Sequence to Sequence Architectures - TarteelAI/tarteel-ml GitHub Wiki

One of the goals of the Tarteel ML team is to convert spoken recitation to Arabic text. In order to develop these kinds of models, we use sequence-to-sequence neural networks. These networks convert a sequence of one type (in our case, audio MFCC coefficients) to to a sequence of another type (one-hot encoded vectors of Arabic characters). Sequence-to-sequence networks differ from conventional networks because the latter are restricted to taking input shapes of a fixed size and producing a fixed-size output.

A common sequence-to-sequence machine learning architecture is based on LSTM encoders and decoders. Such a model is illustrated below, for the task of converting English to French (image credit: Keras blog).

Seq2Seq Model

We define a similar LSTM sequence-to-sequence model in our file seq2seq.py:

    encoder_inputs = Input(shape=(None, num_encoder_tokens))
    encoder = LSTM(latent_dim, return_state=True)
    encoder_outputs, state_h, state_c = encoder(encoder_inputs)
    # We discard `encoder_outputs` and only keep the states.
    encoder_states = [state_h, state_c]

    # Set up the decoder, using `encoder_states` as initial state.
    decoder_inputs = Input(shape=(None, num_decoder_tokens))
    # We set up our decoder to return full output sequences,
    # and to return internal states as well. We don't use the
    # return states in the training model, but we will use them in inference.
    decoder_lstm = LSTM(latent_dim, return_sequences=True, return_state=True)
    decoder_outputs, _, _ = decoder_lstm(decoder_inputs,
                                         initial_state=encoder_states)
    decoder_dense = Dense(num_decoder_tokens, activation='softmax')
    decoder_outputs = decoder_dense(decoder_outputs)

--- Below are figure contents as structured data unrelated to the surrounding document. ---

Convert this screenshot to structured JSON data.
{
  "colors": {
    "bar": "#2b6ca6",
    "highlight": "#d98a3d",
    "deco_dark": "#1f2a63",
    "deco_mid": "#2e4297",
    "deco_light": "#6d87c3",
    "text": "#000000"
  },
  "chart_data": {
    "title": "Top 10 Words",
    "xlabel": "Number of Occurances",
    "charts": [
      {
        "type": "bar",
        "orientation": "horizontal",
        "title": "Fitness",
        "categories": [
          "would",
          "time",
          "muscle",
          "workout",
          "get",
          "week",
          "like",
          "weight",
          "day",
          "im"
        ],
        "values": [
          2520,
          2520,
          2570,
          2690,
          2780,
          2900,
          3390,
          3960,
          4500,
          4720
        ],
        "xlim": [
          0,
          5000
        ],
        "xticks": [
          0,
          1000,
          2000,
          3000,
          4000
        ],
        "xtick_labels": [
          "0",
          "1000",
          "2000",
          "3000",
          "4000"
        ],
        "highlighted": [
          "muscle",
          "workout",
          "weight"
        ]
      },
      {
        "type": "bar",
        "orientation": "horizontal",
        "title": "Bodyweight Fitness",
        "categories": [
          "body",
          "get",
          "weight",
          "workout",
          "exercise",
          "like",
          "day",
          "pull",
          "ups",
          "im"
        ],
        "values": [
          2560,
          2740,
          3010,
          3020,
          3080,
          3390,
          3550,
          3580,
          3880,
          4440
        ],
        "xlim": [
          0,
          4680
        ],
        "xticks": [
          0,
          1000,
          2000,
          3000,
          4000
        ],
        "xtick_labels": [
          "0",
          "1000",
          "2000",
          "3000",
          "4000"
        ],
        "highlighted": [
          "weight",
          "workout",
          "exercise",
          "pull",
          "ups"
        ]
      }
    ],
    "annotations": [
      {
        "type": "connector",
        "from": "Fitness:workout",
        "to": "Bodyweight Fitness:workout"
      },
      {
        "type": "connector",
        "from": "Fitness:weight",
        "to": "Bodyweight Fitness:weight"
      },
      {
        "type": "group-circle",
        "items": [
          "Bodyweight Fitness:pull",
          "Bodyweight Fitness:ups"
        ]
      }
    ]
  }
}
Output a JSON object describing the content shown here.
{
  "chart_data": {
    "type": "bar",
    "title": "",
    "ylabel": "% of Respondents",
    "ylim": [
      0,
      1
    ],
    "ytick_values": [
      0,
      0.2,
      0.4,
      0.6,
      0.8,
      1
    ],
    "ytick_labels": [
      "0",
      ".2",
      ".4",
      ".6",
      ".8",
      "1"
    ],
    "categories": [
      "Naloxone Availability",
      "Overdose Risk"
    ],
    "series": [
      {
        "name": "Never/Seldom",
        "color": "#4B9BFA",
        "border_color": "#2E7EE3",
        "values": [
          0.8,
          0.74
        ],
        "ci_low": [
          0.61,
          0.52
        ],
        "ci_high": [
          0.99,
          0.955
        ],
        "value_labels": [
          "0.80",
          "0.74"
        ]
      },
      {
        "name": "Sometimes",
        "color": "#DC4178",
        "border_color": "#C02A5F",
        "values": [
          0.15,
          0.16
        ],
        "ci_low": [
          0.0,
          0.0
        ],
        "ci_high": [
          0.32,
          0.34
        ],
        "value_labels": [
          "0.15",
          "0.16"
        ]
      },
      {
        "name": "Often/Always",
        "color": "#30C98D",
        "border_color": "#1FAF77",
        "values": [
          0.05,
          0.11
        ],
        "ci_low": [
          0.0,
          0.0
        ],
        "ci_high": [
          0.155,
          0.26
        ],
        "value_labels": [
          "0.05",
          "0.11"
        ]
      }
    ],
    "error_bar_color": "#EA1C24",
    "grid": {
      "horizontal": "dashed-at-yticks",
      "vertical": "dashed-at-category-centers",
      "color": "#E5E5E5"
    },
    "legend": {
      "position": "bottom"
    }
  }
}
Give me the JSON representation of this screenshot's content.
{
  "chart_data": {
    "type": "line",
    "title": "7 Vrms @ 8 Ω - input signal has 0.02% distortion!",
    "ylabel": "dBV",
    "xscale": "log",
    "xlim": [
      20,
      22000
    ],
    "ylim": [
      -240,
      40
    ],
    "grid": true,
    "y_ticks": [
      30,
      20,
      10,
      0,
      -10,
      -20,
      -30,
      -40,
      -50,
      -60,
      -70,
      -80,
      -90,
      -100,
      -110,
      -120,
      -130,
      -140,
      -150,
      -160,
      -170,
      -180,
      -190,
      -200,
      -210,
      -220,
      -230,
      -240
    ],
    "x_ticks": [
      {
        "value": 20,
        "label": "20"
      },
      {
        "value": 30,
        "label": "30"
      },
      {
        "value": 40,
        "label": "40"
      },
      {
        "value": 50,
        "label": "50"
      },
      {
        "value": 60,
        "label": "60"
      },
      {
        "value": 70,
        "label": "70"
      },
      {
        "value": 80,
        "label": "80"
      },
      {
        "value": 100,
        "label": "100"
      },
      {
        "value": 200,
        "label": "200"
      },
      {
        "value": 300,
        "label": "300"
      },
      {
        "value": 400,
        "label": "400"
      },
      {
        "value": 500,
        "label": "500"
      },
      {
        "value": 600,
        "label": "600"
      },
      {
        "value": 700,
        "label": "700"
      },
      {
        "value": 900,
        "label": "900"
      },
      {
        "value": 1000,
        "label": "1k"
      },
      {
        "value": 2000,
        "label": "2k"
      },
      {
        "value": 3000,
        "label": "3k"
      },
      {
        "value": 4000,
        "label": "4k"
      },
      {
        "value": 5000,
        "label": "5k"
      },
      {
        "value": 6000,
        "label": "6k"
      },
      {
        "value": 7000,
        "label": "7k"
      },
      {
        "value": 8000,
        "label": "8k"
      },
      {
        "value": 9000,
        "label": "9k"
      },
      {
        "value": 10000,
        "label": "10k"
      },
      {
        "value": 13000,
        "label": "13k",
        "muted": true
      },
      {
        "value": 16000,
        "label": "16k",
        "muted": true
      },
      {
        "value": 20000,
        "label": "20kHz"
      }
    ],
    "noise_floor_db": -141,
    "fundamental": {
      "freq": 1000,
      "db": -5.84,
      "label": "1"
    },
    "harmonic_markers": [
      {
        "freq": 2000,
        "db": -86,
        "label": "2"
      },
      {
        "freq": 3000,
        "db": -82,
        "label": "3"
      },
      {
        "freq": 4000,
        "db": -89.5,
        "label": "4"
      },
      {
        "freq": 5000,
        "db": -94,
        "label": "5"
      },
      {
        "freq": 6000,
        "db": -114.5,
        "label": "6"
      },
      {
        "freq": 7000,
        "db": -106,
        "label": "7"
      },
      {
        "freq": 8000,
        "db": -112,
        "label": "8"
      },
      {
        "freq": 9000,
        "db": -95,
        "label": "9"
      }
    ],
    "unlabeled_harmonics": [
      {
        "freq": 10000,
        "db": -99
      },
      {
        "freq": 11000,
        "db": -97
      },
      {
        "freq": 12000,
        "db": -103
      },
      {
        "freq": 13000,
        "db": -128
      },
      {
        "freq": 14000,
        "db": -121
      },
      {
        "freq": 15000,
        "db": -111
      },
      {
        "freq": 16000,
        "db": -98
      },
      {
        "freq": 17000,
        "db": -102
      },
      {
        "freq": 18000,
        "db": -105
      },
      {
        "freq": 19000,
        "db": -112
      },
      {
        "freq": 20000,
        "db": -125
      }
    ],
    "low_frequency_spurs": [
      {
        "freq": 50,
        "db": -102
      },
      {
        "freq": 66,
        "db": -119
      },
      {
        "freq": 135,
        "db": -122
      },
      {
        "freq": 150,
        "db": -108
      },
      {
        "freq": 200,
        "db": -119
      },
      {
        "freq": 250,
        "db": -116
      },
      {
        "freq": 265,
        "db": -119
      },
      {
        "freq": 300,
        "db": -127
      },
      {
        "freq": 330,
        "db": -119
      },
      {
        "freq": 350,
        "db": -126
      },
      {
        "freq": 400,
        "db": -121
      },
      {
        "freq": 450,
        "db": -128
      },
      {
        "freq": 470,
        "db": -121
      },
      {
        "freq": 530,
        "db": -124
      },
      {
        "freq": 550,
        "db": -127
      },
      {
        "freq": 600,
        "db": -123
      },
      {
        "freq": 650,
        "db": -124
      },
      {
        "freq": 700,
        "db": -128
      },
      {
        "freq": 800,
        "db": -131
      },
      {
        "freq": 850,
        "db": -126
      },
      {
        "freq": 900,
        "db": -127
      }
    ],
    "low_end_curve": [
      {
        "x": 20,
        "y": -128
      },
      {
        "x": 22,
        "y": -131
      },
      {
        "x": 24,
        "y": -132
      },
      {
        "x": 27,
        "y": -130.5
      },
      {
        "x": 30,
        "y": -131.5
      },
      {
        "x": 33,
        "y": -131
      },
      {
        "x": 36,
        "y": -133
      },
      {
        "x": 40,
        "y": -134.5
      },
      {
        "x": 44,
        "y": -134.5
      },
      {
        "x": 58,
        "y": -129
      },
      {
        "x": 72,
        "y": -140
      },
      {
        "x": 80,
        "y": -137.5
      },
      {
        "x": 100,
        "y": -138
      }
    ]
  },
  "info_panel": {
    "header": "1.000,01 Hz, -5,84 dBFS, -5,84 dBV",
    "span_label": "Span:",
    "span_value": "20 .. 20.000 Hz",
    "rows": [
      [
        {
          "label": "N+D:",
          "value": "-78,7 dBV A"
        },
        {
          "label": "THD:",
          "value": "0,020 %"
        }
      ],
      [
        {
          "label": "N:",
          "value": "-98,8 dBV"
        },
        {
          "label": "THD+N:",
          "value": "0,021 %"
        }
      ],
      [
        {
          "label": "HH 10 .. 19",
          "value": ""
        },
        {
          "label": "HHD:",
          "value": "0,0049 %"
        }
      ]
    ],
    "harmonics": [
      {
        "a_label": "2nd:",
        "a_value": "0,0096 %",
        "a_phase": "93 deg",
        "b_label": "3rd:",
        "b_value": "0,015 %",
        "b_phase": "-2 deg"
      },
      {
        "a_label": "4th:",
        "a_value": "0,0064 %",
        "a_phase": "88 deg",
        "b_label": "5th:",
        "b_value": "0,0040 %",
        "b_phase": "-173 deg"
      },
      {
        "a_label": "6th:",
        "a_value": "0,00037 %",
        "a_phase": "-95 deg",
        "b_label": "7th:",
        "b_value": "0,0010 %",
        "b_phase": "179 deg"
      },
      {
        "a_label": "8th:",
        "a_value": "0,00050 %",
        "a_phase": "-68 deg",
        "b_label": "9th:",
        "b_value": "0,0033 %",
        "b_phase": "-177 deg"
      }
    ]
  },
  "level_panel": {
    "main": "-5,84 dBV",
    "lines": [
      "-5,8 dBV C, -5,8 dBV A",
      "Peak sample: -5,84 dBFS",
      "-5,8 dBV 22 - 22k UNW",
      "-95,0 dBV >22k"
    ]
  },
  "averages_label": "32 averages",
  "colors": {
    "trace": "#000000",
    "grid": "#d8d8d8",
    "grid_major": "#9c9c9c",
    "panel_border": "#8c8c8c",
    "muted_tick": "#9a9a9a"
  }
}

    # Define the model that will turn
    # `encoder_input_data` & `decoder_input_data` into `decoder_target_data`
    model = Model([encoder_inputs, decoder_inputs], decoder_outputs)

Training such sequence-to-sequence models is difficult, so we use a process called teacher forcing to help the neural network. The basic idea is to not only feed the relevant portion of the audio files, but also the previous character, which makes it a little easier for the model to predict the next character.

Teacher Forcing

Teacher forcing is built into both the training and inference scripts (see seq2seq.py).

Our preliminary experiments show that the LSTM decoder is quite good at generating realistic outputs of the Qur'anic verses. We are able to produce the first verse of Surah Fatihah quite consistently -- however, it is produced regardless of what audio input is fed into the model. Thus, it seems we need to work on improving the LSTM encoder and having it used by the LSTM decoder.

Next steps include understanding how to improve the sequence-to-sequence model training

How does increasing the latent dimensionality of the LSTM improve results?
How does adding more layers to the model improve results?
How does increasing the size of the dataset fed into the model improve results?
What if we remove teacher forcing?
How about other architectures, such as Transformers?